Saetien, das, was Du hier schreibst, sagt mir, dass Du durchaus reflektiert und intelligent bist. Ich halte es übrigens für sinnvoll, gerade in jungen Jahren eine Therapie selbst zu bezahlen wegen des schon angesprochenen Versicherungsproblems. Im Übrigen habe ich schon oft gehört, dass Therapeuten einen darauf aufmerksam machen und man sozusagen die Wahl hat.

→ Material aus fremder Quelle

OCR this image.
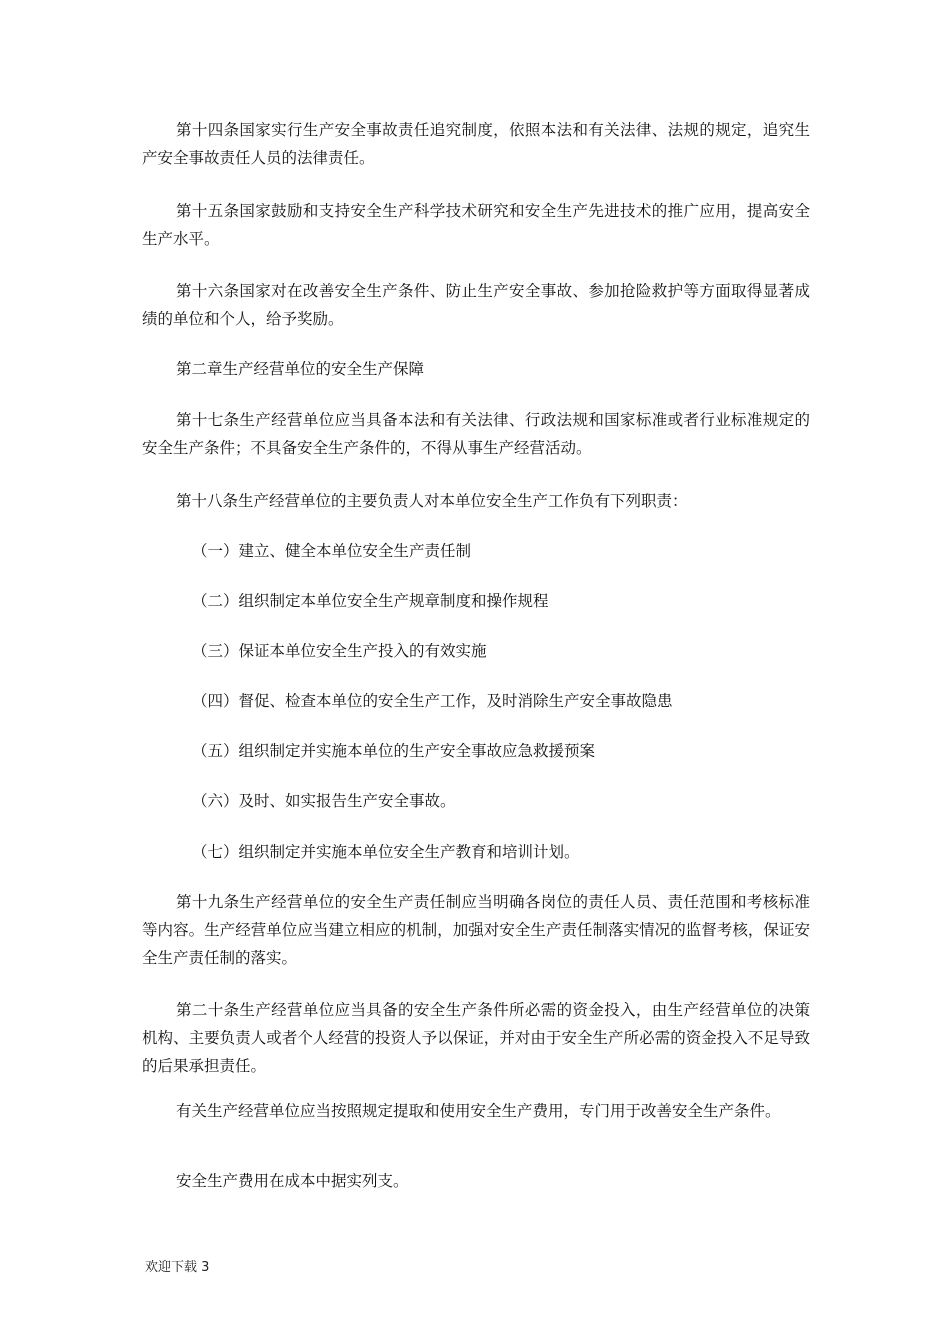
第十四条国家实行生产安全事故责任追究制度，依照本法和有关法律、法规的规定，追究生产安全事故责任人员的法律责任。

第十五条国家鼓励和支持安全生产科学技术研究和安全生产先进技术的推广应用，提高安全生产水平。

第十六条国家对在改善安全生产条件、防止生产安全事故、参加抢险救护等方面取得显著成绩的单位和个人，给予奖励。

第二章生产经营单位的安全生产保障

第十七条生产经营单位应当具备本法和有关法律、行政法规和国家标准或者行业标准规定的安全生产条件；不具备安全生产条件的，不得从事生产经营活动。

第十八条生产经营单位的主要负责人对本单位安全生产工作负有下列职责：

（一）建立、健全本单位安全生产责任制

（二）组织制定本单位安全生产规章制度和操作规程

（三）保证本单位安全生产投入的有效实施

（四）督促、检查本单位的安全生产工作，及时消除生产安全事故隐患

（五）组织制定并实施本单位的生产安全事故应急救援预案

（六）及时、如实报告生产安全事故。

（七）组织制定并实施本单位安全生产教育和培训计划。

第十九条生产经营单位的安全生产责任制应当明确各岗位的责任人员、责任范围和考核标准等内容。生产经营单位应当建立相应的机制，加强对安全生产责任制落实情况的监督考核，保证安全生产责任制的落实。

第二十条生产经营单位应当具备的安全生产条件所必需的资金投入，由生产经营单位的决策机构、主要负责人或者个人经营的投资人予以保证，并对由于安全生产所必需的资金投入不足导致的后果承担责任。

有关生产经营单位应当按照规定提取和使用安全生产费用，专门用于改善安全生产条件。

安全生产费用在成本中据实列支。

欢迎下载 3
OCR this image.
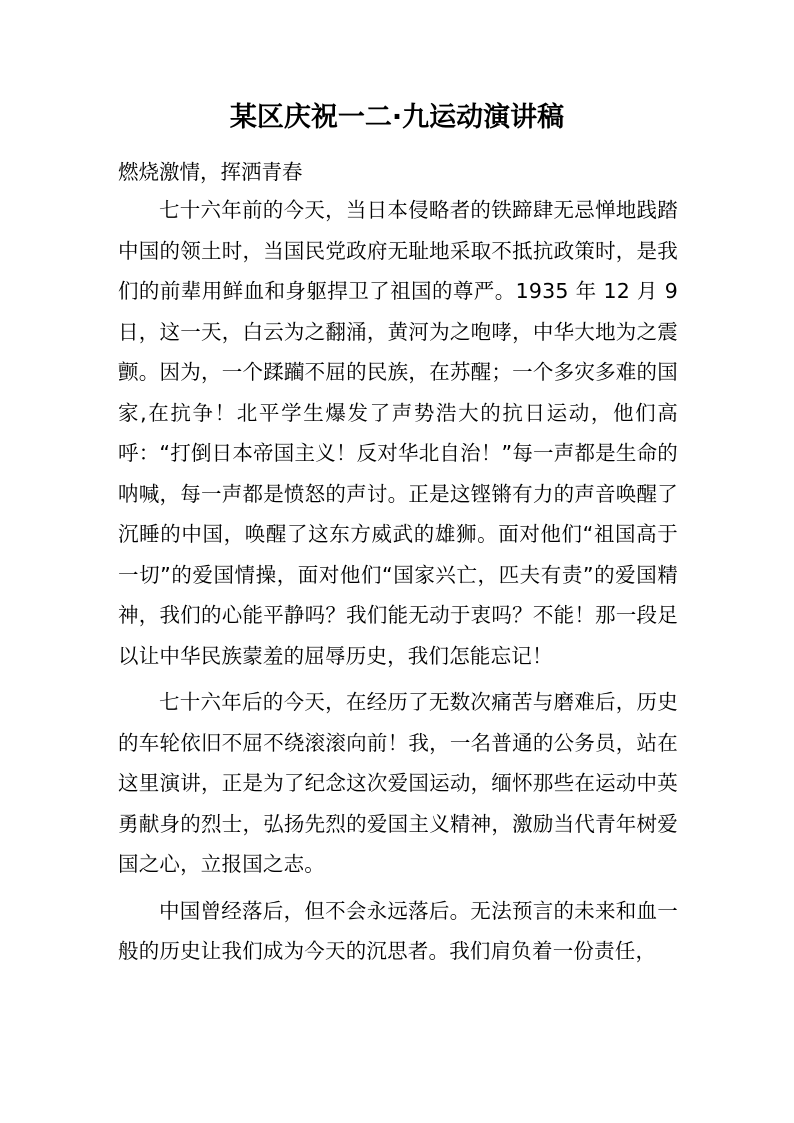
某区庆祝一二·九运动演讲稿

燃烧激情，挥洒青春

七十六年前的今天，当日本侵略者的铁蹄肆无忌惮地践踏中国的领土时，当国民党政府无耻地采取不抵抗政策时，是我们的前辈用鲜血和身躯捍卫了祖国的尊严。1935 年 12 月 9 日，这一天，白云为之翻涌，黄河为之咆哮，中华大地为之震颤。因为，一个蹂躏不屈的民族，在苏醒；一个多灾多难的国家,在抗争！北平学生爆发了声势浩大的抗日运动，他们高呼：“打倒日本帝国主义！反对华北自治！”每一声都是生命的呐喊，每一声都是愤怒的声讨。正是这铿锵有力的声音唤醒了沉睡的中国，唤醒了这东方威武的雄狮。面对他们“祖国高于一切”的爱国情操，面对他们“国家兴亡，匹夫有责”的爱国精神，我们的心能平静吗？我们能无动于衷吗？不能！那一段足以让中华民族蒙羞的屈辱历史，我们怎能忘记！

七十六年后的今天，在经历了无数次痛苦与磨难后，历史的车轮依旧不屈不绕滚滚向前！我，一名普通的公务员，站在这里演讲，正是为了纪念这次爱国运动，缅怀那些在运动中英勇献身的烈士，弘扬先烈的爱国主义精神，激励当代青年树爱国之心，立报国之志。

中国曾经落后，但不会永远落后。无法预言的未来和血一般的历史让我们成为今天的沉思者。我们肩负着一份责任，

Die Werte, die Du von Deinen Eltern mitbekommen hast, müssen nicht schlecht sein. Die Frage ist eher, wie Du aus diesem Denken heraus kommst, da Du es anscheinend ja anders willst. Allgemein halte ich es aber für gut, erst einmal zu schauen, ob mein Gegenüber gleiche Wertvorstellungen hat als ich. Wenn nein, werden wir wohl kaum richtige Freunde werden, wobei es noch darauf ankommt, in welchem Bereich sich hier Differenzen ergeben.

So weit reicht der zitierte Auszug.